Keywords: mitral regurgitation, cardiac computed tomography, 3-dimensional echocardiography
Mitral regurgitation (MR) is a common and morbid condition that represents a major health burden1. MR can result from mitral leaflet disease (organic MR) or secondary to left ventricle (LV) remodeling (functional MR). The latter is the complex result of global or local (typically after infero-posterior infarction) LV remodeling with papillary muscle displacement, and/or mitral annulus dilatation2–12. These LV geometric alterations can be isolated or coexist, with secondary mitral apparatus distortion and incomplete closure of the mitral valve. Understanding the mechanisms underlying MR is of highest importance to choose the appropriate therapy13, and echocardiography is currently the central tool used for that purpose. The complex three-dimensional (3D) shape of the mitral apparatus makes its evaluation challenging by 2D planes, generating a potential role for 3D imaging11, 12, 14. Recently, echocardiography based three-dimensional reconstructions of the mitral leaflets provided new insight into the mechanisms of functional MR, in particular by demonstrating the capacity of adaptation of the mitral leaflets, which can actively enlarge in response to mechanical stretch, therefore compensating for LV dilatation and prevent MR15–17. This compensatory enlargement can explain at least in part why some patients have variable severity of MR despite similar degree of LV remodeling.

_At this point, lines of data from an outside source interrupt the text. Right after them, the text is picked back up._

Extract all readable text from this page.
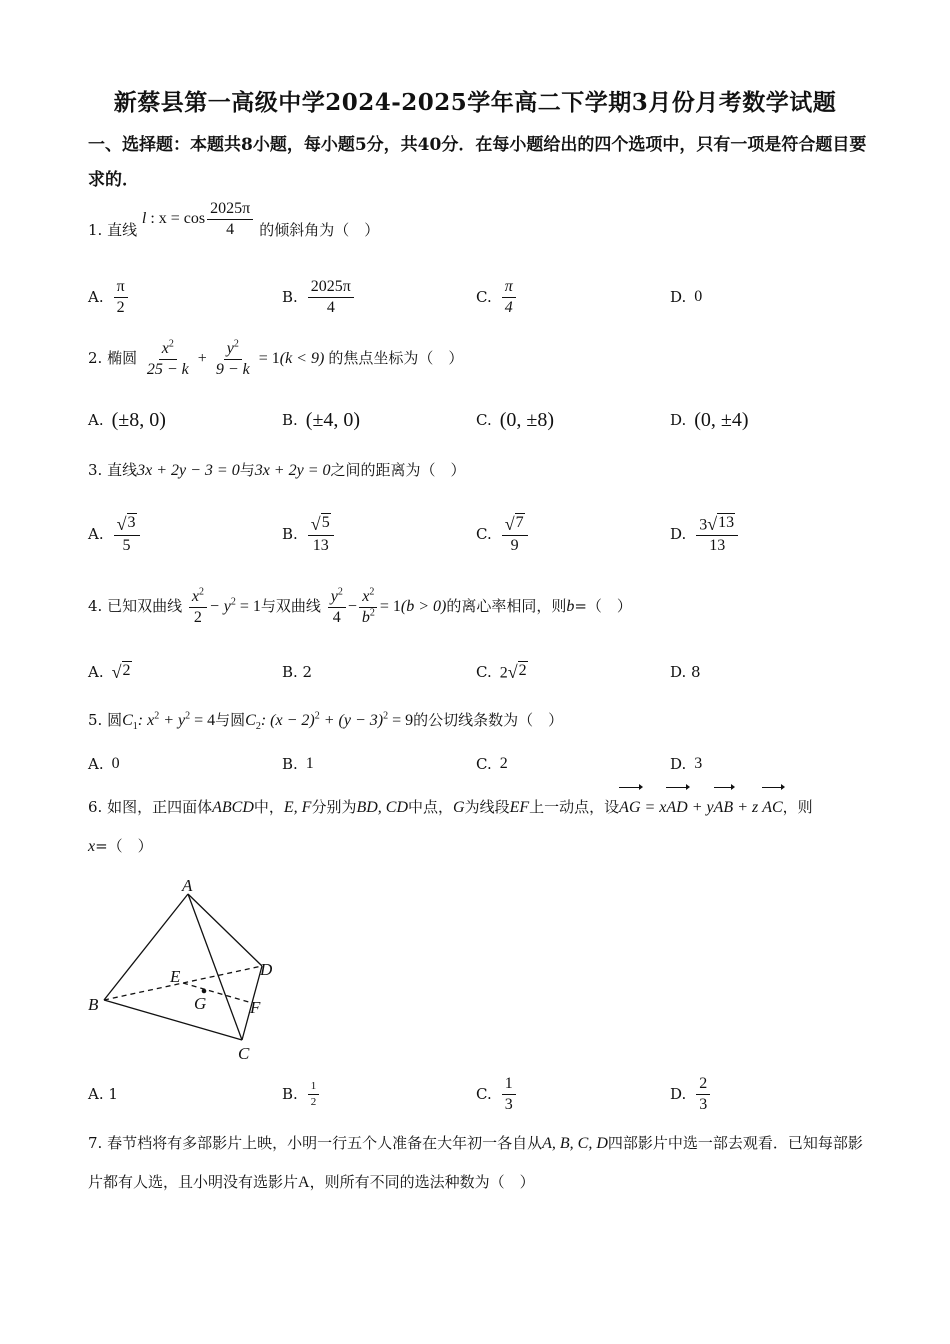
新蔡县第一高级中学2024-2025学年高二下学期3月份月考数学试题
一、选择题：本题共8小题，每小题5分，共40分．在每小题给出的四个选项中，只有一项是符合题目要求的．
1. 直线 l : $x = \cos \frac{2025\pi}{4}$ 的倾斜角为（　）
A. $\frac{\pi}{2}$	B. $\frac{2025\pi}{4}$	C. $\frac{\pi}{4}$	D. 0
2. 椭圆 $\frac{x^2}{25 - k} + \frac{y^2}{9 - k} = 1(k < 9)$ 的焦点坐标为（　）
A. (±8, 0)	B. (±4, 0)	C. (0, ±8)	D. (0, ±4)
3. 直线3x + 2y − 3 = 0与3x + 2y = 0之间的距离为（　）
A. $\frac{√ 3}{5}$	B. $\frac{√ 5}{13}$	C. $\frac{√ 7}{9}$	D. $\frac{3 √ 13}{13}$
4. 已知双曲线 $\frac{x^2}{2} - y^2 = 1$与双曲线 $\frac{y^2}{4} - \frac{x^2}{b^2} = 1(b > 0)$的离心率相同，则b=（　）
A. √ 2	B. 2	C. 2 √ 2	D. 8
5. 圆$C_1$: $x^2 + y^2 = 4$与圆$C_2$: $(x - 2)^2 + (y - 3)^2 = 9$的公切线条数为（　）
A. 0	B. 1	C. 2	D. 3
6. 如图，正四面体ABCD中，E, F分别为BD, CD中点，G为线段EF上一动点，设AG = xAD + yAB + z AC，则x=（　）
A
B
C
D
E
F
G
A. 1	B. $\frac{1}{2}$	C. $\frac{1}{3}$	D. $\frac{2}{3}$
7. 春节档将有多部影片上映，小明一行五个人准备在大年初一各自从A, B, C, D四部影片中选一部去观看．已知每部影片都有人选，且小明没有选影片A，则所有不同的选法种数为（　）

MV reconstruction algorithms allowing total leaflet area measurement have been validated with 3D echocardiography. However, transthoracic ultrasound can be limited in patients with poor echocardiographic windows, and transesophageal echocardiography is invasive. For that reason, whether or not these 3D parameters can be obtained from other non-invasive imaging modality need to be evaluated. Cardiac computed tomography (CT) is a growing imaging modality, and the recent CT scanners are able to acquire 3D datasets with excellent spatial resolution and enhanced temporal resolution.

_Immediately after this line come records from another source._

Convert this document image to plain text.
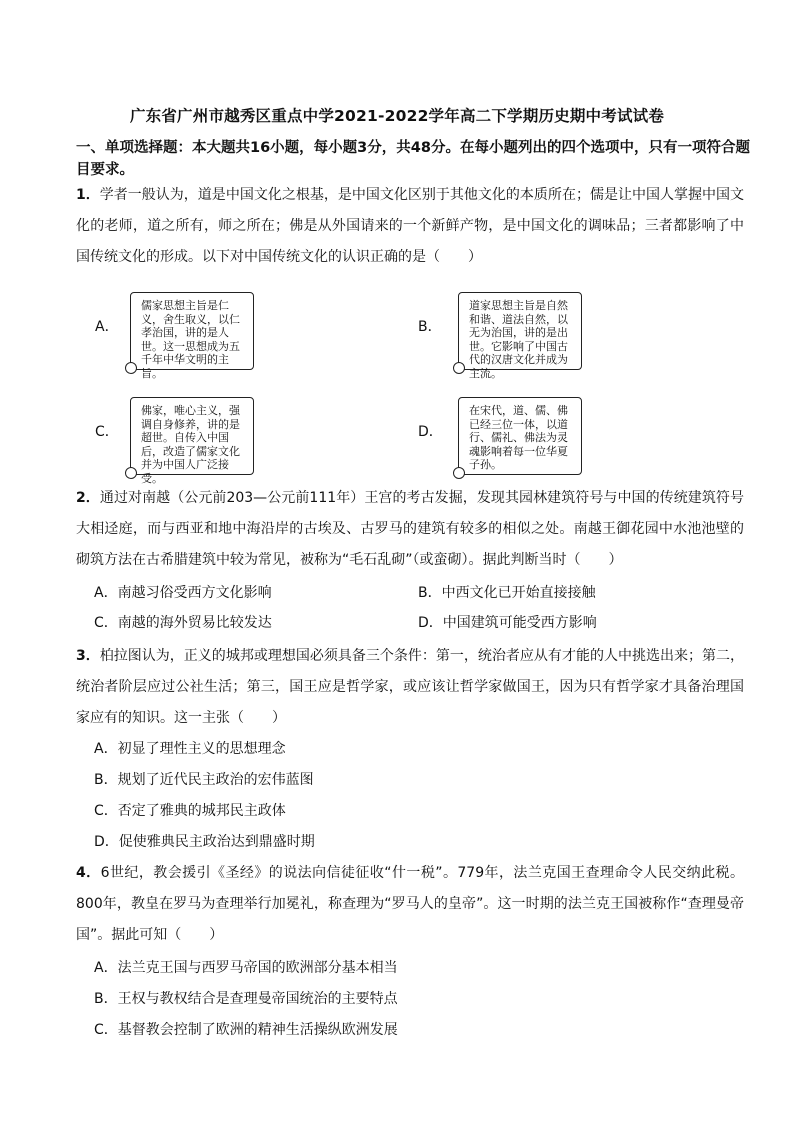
广东省广州市越秀区重点中学2021-2022学年高二下学期历史期中考试试卷
一、单项选择题：本大题共16小题，每小题3分，共48分。在每小题列出的四个选项中，只有一项符合题目要求。
1．学者一般认为，道是中国文化之根基，是中国文化区别于其他文化的本质所在；儒是让中国人掌握中国文化的老师，道之所有，师之所在；佛是从外国请来的一个新鲜产物，是中国文化的调味品；三者都影响了中国传统文化的形成。以下对中国传统文化的认识正确的是（　　）
A．
儒家思想主旨是仁义，舍生取义，以仁孝治国，讲的是人世。这一思想成为五千年中华文明的主旨。
B．
道家思想主旨是自然和谐、道法自然，以无为治国，讲的是出世。它影响了中国古代的汉唐文化并成为主流。
C．
佛家，唯心主义，强调自身修养，讲的是超世。自传入中国后，改造了儒家文化并为中国人广泛接受。
D．
在宋代，道、儒、佛已经三位一体，以道行、儒礼、佛法为灵魂影响着每一位华夏子孙。
2．通过对南越（公元前203—公元前111年）王宫的考古发掘，发现其园林建筑符号与中国的传统建筑符号大相迳庭，而与西亚和地中海沿岸的古埃及、古罗马的建筑有较多的相似之处。南越王御花园中水池池壁的砌筑方法在古希腊建筑中较为常见，被称为“毛石乱砌”（或蛮砌）。据此判断当时（　　）
A．南越习俗受西方文化影响	B．中西文化已开始直接接触
C．南越的海外贸易比较发达	D．中国建筑可能受西方影响
3．柏拉图认为，正义的城邦或理想国必须具备三个条件：第一，统治者应从有才能的人中挑选出来；第二，统治者阶层应过公社生活；第三，国王应是哲学家，或应该让哲学家做国王，因为只有哲学家才具备治理国家应有的知识。这一主张（　　）
A．初显了理性主义的思想理念
B．规划了近代民主政治的宏伟蓝图
C．否定了雅典的城邦民主政体
D．促使雅典民主政治达到鼎盛时期
4．6世纪，教会援引《圣经》的说法向信徒征收“什一税”。779年，法兰克国王查理命令人民交纳此税。800年，教皇在罗马为查理举行加冕礼，称查理为“罗马人的皇帝”。这一时期的法兰克王国被称作“查理曼帝国”。据此可知（　　）
A．法兰克王国与西罗马帝国的欧洲部分基本相当
B．王权与教权结合是查理曼帝国统治的主要特点
C．基督教会控制了欧洲的精神生活操纵欧洲发展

Our first aim is to validate the three-dimensional measurements obtained by contrast-enhanced cardiac CT to those obtained by 3D echocardiography. To assess the role of these measurements to explore MV changes in heart failure and their potential contribution to functional MR, we subsequently measured CT-derived mitral valve leaflet area in heart failure patients with and without functional MR as well as normal controls.
Methods
Validation study between CT and 3D Echo
In cohort 1, we searched our institution echocardiography and radiology databases for patients who had both a three-dimensional echocardiographic study (transthoracic or transesophageal) and a retrospectively gated cardiac CT between January 2006 and June 2011. Patients were considered if they had both studies within a period of 6 months. Patients with a delay more than 48h between the two exams were enrolled if their clinical condition was stable and if serial standard 2D echocardiograms were available to show stable cavity dimensions, systolic and valve functions at both timepoints. Patients with history of previous mitral surgery or insufficient image quality on one or both imaging modality were excluded. In addition to LV volume and function, 2D and 3D echocardiography images were used to evaluate the presence, mechanism and severity of MR, which was graded by one observer as trace, mild, moderate or severe by integrating color Doppler jet area and vena contracta width18, 19.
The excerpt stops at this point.